Practice/Uber/Leetcode 749. Contain Virus

Leetcode 749. Contain Virus

CodingOptional

Problem

You are given a 2D grid representing a geographic area where each cell is either infected (1) or uninfected (0). The infection spreads daily according to specific rules, and your task is to minimize the total damage by strategically building containment walls.

Spreading Mechanism:

• Each day, infected cells can spread to adjacent uninfected cells in four directions (up, down, left, right)
• Multiple disconnected infected regions may exist on the grid

Daily Containment Process:

Each day, before the infection spreads, you must:

1. Identify all distinct infected regions (connected components of infected cells)

2. For each region, calculate:

   • How many uninfected cells it would threaten (adjacent uninfected cells)
   • How many walls would be needed to completely quarantine it

3. Select the region that threatens the most uninfected cells

4. Build walls around that selected region to permanently contain it

5. Allow all other regions to spread to their adjacent uninfected cells

This process repeats each day until no infected region can spread further.

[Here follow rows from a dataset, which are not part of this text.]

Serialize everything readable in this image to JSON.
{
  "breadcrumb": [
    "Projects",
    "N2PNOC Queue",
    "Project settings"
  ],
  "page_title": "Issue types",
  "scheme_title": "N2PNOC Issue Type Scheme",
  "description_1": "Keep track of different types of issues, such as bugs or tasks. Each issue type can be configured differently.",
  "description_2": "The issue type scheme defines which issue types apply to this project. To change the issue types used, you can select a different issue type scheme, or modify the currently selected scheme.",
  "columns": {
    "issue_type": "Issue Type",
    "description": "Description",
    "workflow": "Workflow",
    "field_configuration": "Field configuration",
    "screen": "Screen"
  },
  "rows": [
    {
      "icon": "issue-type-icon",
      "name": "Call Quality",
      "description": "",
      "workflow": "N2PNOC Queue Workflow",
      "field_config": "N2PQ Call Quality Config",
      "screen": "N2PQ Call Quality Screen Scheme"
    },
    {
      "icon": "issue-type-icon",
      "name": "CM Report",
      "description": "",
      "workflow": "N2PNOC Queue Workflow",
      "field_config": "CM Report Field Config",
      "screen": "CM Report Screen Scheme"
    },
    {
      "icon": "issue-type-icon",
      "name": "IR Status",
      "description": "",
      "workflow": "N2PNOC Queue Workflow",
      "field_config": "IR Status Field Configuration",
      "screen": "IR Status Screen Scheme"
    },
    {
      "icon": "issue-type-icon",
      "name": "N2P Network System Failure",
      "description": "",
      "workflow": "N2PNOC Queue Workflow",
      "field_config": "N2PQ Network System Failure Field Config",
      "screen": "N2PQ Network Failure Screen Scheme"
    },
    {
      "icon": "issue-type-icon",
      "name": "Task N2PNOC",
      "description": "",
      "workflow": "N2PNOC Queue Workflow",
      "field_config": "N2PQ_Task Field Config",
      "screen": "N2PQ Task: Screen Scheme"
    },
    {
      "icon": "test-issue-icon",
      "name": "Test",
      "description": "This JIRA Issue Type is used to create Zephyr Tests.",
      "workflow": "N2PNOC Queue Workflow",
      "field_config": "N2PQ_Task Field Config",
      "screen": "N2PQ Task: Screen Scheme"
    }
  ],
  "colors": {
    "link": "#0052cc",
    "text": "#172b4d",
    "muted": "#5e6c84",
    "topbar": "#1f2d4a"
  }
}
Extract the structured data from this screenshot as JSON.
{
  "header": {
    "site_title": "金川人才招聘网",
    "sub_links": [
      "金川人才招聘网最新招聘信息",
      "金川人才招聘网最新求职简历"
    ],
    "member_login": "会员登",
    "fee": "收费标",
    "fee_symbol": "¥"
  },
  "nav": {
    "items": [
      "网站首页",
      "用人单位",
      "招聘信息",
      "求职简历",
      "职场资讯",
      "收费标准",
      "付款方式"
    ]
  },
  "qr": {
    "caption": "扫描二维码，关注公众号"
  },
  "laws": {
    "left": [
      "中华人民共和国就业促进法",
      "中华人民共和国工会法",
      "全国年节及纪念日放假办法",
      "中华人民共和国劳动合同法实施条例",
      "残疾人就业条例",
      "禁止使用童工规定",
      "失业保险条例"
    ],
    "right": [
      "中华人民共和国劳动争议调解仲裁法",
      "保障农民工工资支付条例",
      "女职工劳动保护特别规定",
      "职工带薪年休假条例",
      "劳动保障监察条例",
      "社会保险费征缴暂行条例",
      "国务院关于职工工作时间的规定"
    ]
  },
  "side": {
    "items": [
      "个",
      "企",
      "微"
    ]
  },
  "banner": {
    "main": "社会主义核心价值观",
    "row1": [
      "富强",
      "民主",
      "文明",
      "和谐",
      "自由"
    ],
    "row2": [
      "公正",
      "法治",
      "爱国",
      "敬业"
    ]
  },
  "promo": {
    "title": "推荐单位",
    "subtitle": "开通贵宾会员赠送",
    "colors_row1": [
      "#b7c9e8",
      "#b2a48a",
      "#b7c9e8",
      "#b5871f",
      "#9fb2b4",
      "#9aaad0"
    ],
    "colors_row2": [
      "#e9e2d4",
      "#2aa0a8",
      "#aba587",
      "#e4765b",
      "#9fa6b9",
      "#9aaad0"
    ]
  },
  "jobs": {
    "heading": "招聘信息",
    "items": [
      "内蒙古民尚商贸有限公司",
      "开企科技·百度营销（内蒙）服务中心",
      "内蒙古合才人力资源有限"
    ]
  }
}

Return the total number of walls built throughout the entire containment process.

Requirements

1. Implement a simulation that processes each day sequentially
2. Correctly identify all connected infected regions using traversal algorithms
3. Calculate the threat level (number of unique uninfected cells at risk) for each region
4. Calculate the perimeter (number of walls needed) for each region
5. Apply the greedy strategy: always contain the region with maximum threat first
6. Handle ties by selecting any region with maximum threat
7. Continue simulation until no region can spread further

Constraints

• m == isInfected.length (number of rows)
• n == isInfected[i].length (number of columns)
• 1 ≤ m, n ≤ 50
• isInfected[i][j] is either 0 or 1
• The grid may have multiple disconnected infected regions
• Time complexity: Aim for O(days × m × n × (m × n)) where days is typically small
• Space complexity: O(m × n) for tracking visited cells and region information

Examples

Example 1:

` Input: isInfected = [[0,1,0,0,0,0,0,1], [0,1,0,0,0,0,0,1], [0,0,0,0,0,0,0,1], [0,0,0,0,0,0,0,0]] Output: 10 Explanation: Day 1: Two regions exist.

• Left region: threatens 2 cells, needs 10 walls
• Right region: threatens 4 cells, needs 9 walls Contain the right region (4 > 2). Build 9 walls... (actually the left is contained first based on calculation) Continue until all spreading stops. Total: 10 walls. `

Example 2:

Input: isInfected = [[1,1,1], [1,0,1], [1,1,1]] Output: 4 Explanation: One region surrounds a single uninfected cell in the center. The region threatens 1 cell and needs 4 walls (the four sides of the center cell). After building 4 walls, the center is protected and no further spreading occurs.

Example 3:

Input: isInfected = [[1,1,1,0,0,0,0,0,0], [1,0,1,0,1,1,1,1,1], [1,1,1,0,0,0,0,0,0]] Output: 13 Explanation: Multiple regions compete. The right region threatens more cells initially. Contain regions strategically over multiple days until all are contained or can't spread.